Why? Because I am just as flawed as you. Through my own pains that fill the empty space of all what I’ve written so far, I had once been mentally ill, miserable, and felt competitive, self-consciousness, desperate to be seen, gossiped, wanting to fill a void with recognition, felt unworthy or even unqualified, and worst of all, felt jealousy for the things I did not yet work for. I understand the pain of the things life gives us and doesn’t and breaking the thought of what is ‘deserving’ for ourselves. Yet, I did not have it in me to contribute to the death ant spiral that creates new beginnings on its own to trap others into a scheme that takes all of us away from our creative work and happiness, even when it was so easy to explode. With that combination of what it feels like swallowing explosions, I started learning and growing. And guess what? I started realizing things, and found things about me like this great example: The work of mine that was near identically copied, in the process of comparing the two, I had realized that I’d never credited the character designs that I had dropped in that very painting. I was seeing things that I did not see before. In others, but more importantly in myself! You had unwittingly given me your pain as a curse, a bastard child you shoved off to me, but deep inside it was a gift. I nurtured that child you left me. A mirror of many sides to look at myself, even in angles I couldn’t see myself before.

So here is my conclusion. I forgive you, because the only way to do this is with you. We have been fighting petty fights at the cost of the careers of future artists and creatives. More importantly, we have been spoiling the grounds that is animation, a medium created to share imagination, joy and wonder, for what?
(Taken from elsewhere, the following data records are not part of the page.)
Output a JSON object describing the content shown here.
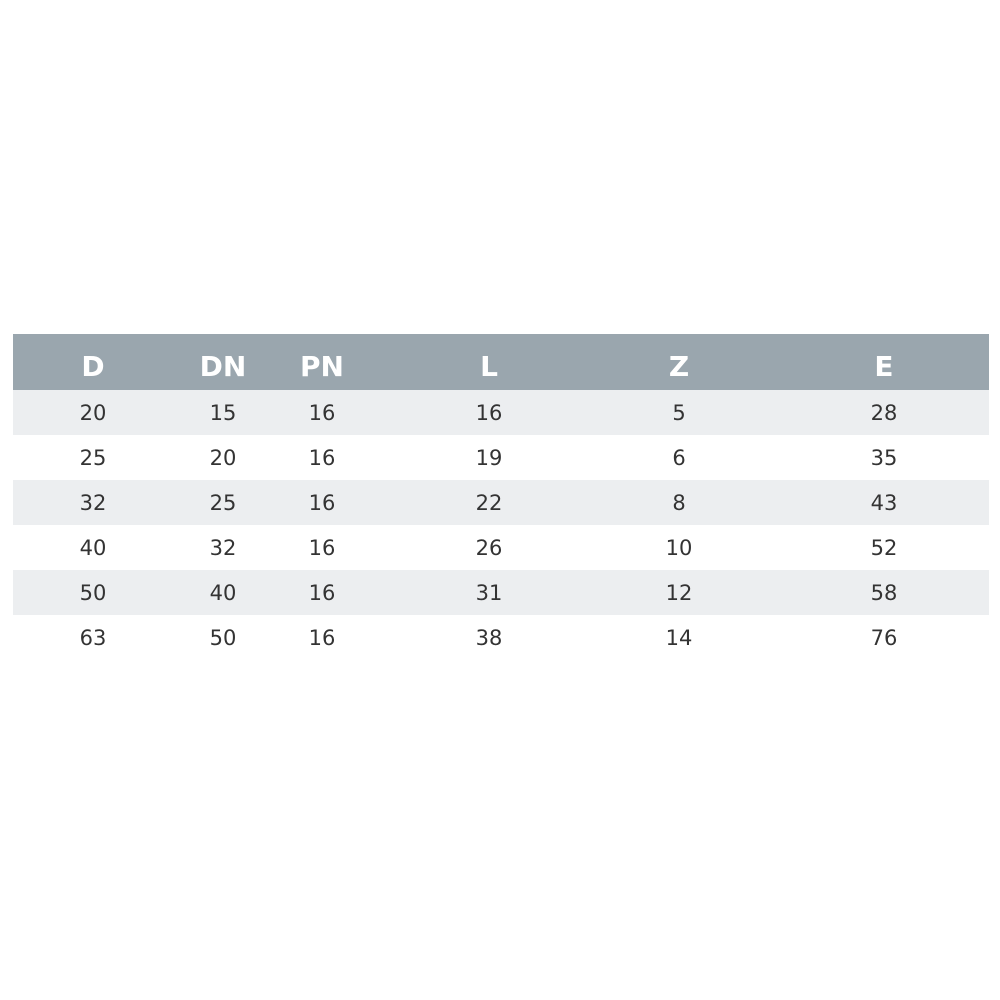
{
  "colors": {
    "header_bg": "#9aa6ae",
    "stripe_bg": "#eceef0",
    "header_text": "#ffffff",
    "cell_text": "#333333"
  },
  "table": {
    "headers": [
      "D",
      "DN",
      "PN",
      "L",
      "Z",
      "E"
    ],
    "rows": [
      [
        "20",
        "15",
        "16",
        "16",
        "5",
        "28"
      ],
      [
        "25",
        "20",
        "16",
        "19",
        "6",
        "35"
      ],
      [
        "32",
        "25",
        "16",
        "22",
        "8",
        "43"
      ],
      [
        "40",
        "32",
        "16",
        "26",
        "10",
        "52"
      ],
      [
        "50",
        "40",
        "16",
        "31",
        "12",
        "58"
      ],
      [
        "63",
        "50",
        "16",
        "38",
        "14",
        "76"
      ]
    ]
  }
}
For our own personal offense or defense, fame and fortune. We need to work THROUGH our flaws not USING our flaws towards what is really important: Not to rebuild, but to guide the current state that is the industry to a healthier future. I have my doors open as I’ve already told some of you. I intend to eventually get to you with my heart open, to discuss, to heal, and to grow together.
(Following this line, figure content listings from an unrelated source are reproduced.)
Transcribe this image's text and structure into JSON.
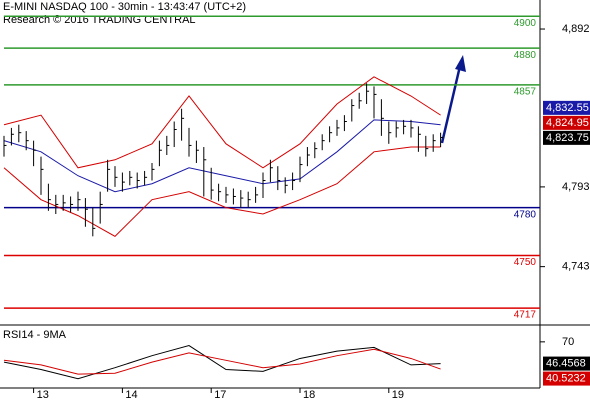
{
  "chart_data": [
    {
      "type": "hlc",
      "title": "E-MINI NASDAQ 100 - 30min - 13:43:47 (UTC+2)",
      "subtitle": "Research © 2016 TRADING CENTRAL",
      "categories": [
        null,
        null,
        null,
        null,
        "13",
        null,
        null,
        null,
        null,
        null,
        null,
        null,
        null,
        null,
        null,
        null,
        "14",
        null,
        null,
        null,
        null,
        null,
        null,
        null,
        null,
        null,
        null,
        null,
        "17",
        null,
        null,
        null,
        null,
        null,
        null,
        null,
        null,
        null,
        null,
        null,
        "18",
        null,
        null,
        null,
        null,
        null,
        null,
        null,
        null,
        null,
        null,
        null,
        "19",
        null,
        null,
        null,
        null,
        null,
        null,
        null
      ],
      "high": [
        4825,
        4830,
        4832,
        4828,
        4822,
        4812,
        4795,
        4788,
        4788,
        4787,
        4790,
        4786,
        4780,
        4790,
        4810,
        4806,
        4802,
        4803,
        4802,
        4803,
        4808,
        4822,
        4825,
        4834,
        4842,
        4830,
        4822,
        4818,
        4805,
        4795,
        4793,
        4792,
        4791,
        4790,
        4793,
        4802,
        4810,
        4806,
        4799,
        4802,
        4812,
        4818,
        4821,
        4826,
        4831,
        4835,
        4838,
        4848,
        4852,
        4858,
        4856,
        4848,
        4834,
        4834,
        4835,
        4835,
        4831,
        4825,
        4826,
        4827
      ],
      "low": [
        4812,
        4819,
        4821,
        4816,
        4806,
        4788,
        4778,
        4776,
        4778,
        4777,
        4778,
        4768,
        4762,
        4770,
        4790,
        4793,
        4790,
        4794,
        4792,
        4794,
        4797,
        4806,
        4813,
        4818,
        4822,
        4812,
        4808,
        4787,
        4785,
        4784,
        4783,
        4782,
        4780,
        4780,
        4783,
        4786,
        4796,
        4791,
        4789,
        4791,
        4796,
        4806,
        4811,
        4816,
        4821,
        4825,
        4828,
        4834,
        4842,
        4845,
        4836,
        4825,
        4820,
        4824,
        4826,
        4824,
        4815,
        4812,
        4815,
        4818
      ],
      "close": [
        4819,
        4826,
        4827,
        4822,
        4816,
        4804,
        4785,
        4782,
        4783,
        4782,
        4785,
        4779,
        4767,
        4782,
        4804,
        4799,
        4796,
        4799,
        4797,
        4799,
        4804,
        4816,
        4819,
        4829,
        4836,
        4819,
        4816,
        4810,
        4791,
        4790,
        4788,
        4787,
        4786,
        4785,
        4788,
        4797,
        4805,
        4797,
        4794,
        4797,
        4807,
        4813,
        4817,
        4822,
        4827,
        4830,
        4834,
        4844,
        4847,
        4853,
        4851,
        4836,
        4827,
        4830,
        4831,
        4830,
        4826,
        4817,
        4822,
        4824
      ],
      "series": [
        {
          "color": "#d40000",
          "x": [
            0,
            5,
            10,
            15,
            20,
            25,
            30,
            35,
            40,
            45,
            50,
            55,
            59
          ],
          "values": [
            4832,
            4838,
            4805,
            4810,
            4820,
            4850,
            4820,
            4805,
            4820,
            4845,
            4862,
            4850,
            4838
          ]
        },
        {
          "color": "#d40000",
          "x": [
            0,
            5,
            10,
            15,
            20,
            25,
            30,
            35,
            40,
            45,
            50,
            55,
            59
          ],
          "values": [
            4805,
            4785,
            4775,
            4762,
            4785,
            4790,
            4780,
            4776,
            4785,
            4795,
            4815,
            4818,
            4818
          ]
        },
        {
          "color": "#1a1aa8",
          "x": [
            0,
            5,
            10,
            15,
            20,
            25,
            30,
            35,
            40,
            45,
            50,
            55,
            59
          ],
          "values": [
            4822,
            4815,
            4800,
            4790,
            4795,
            4805,
            4800,
            4795,
            4798,
            4815,
            4835,
            4834,
            4832
          ]
        }
      ],
      "levels": [
        {
          "value": 4900,
          "color": "#2e9a2e"
        },
        {
          "value": 4880,
          "color": "#2e9a2e"
        },
        {
          "value": 4857,
          "color": "#2e9a2e"
        },
        {
          "value": 4780,
          "color": "#00008b"
        },
        {
          "value": 4750,
          "color": "#dd0000"
        },
        {
          "value": 4717,
          "color": "#dd0000"
        }
      ],
      "ylim": [
        4706.4,
        4910.2
      ],
      "yticks": [
        {
          "value": 4892,
          "label": "4,892"
        },
        {
          "value": 4793,
          "label": "4,793"
        },
        {
          "value": 4743,
          "label": "4,743"
        }
      ],
      "last_values": [
        {
          "value": 4823.75,
          "label": "4,823.75",
          "color": "#000000"
        },
        {
          "value": 4824.95,
          "label": "4,824.95",
          "color": "#cc0000"
        },
        {
          "value": 4832.55,
          "label": "4,832.55",
          "color": "#1a1aa8"
        }
      ]
    },
    {
      "type": "line",
      "title": "RSI14 - 9MA",
      "series": [
        {
          "color": "#000000",
          "x": [
            0,
            5,
            10,
            15,
            20,
            25,
            30,
            35,
            40,
            45,
            50,
            55,
            59
          ],
          "values": [
            48,
            40,
            30,
            42,
            55,
            66,
            40,
            38,
            52,
            60,
            64,
            45,
            46.4568
          ]
        },
        {
          "color": "#d40000",
          "x": [
            0,
            5,
            10,
            15,
            20,
            25,
            30,
            35,
            40,
            45,
            50,
            55,
            59
          ],
          "values": [
            50,
            45,
            35,
            36,
            48,
            58,
            50,
            42,
            46,
            55,
            62,
            52,
            40.5232
          ]
        }
      ],
      "ylim": [
        20,
        85
      ],
      "yticks": [
        70
      ]
    }
  ]
}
For the hopeful people looking up to a career worth cherishing, I declare my mission: I will continue to experience, digest, and absorb all the yins and yangs that my career throws at me so I can continue to reinvent myself. I will share a better way, a more efficient way, a truly enjoyable way for you to walk through and experience. Here for free, for all of you to see.

All I hope in return is that once you’ve walked through that way, that you share your findings with me.

With absolute hope from the industry.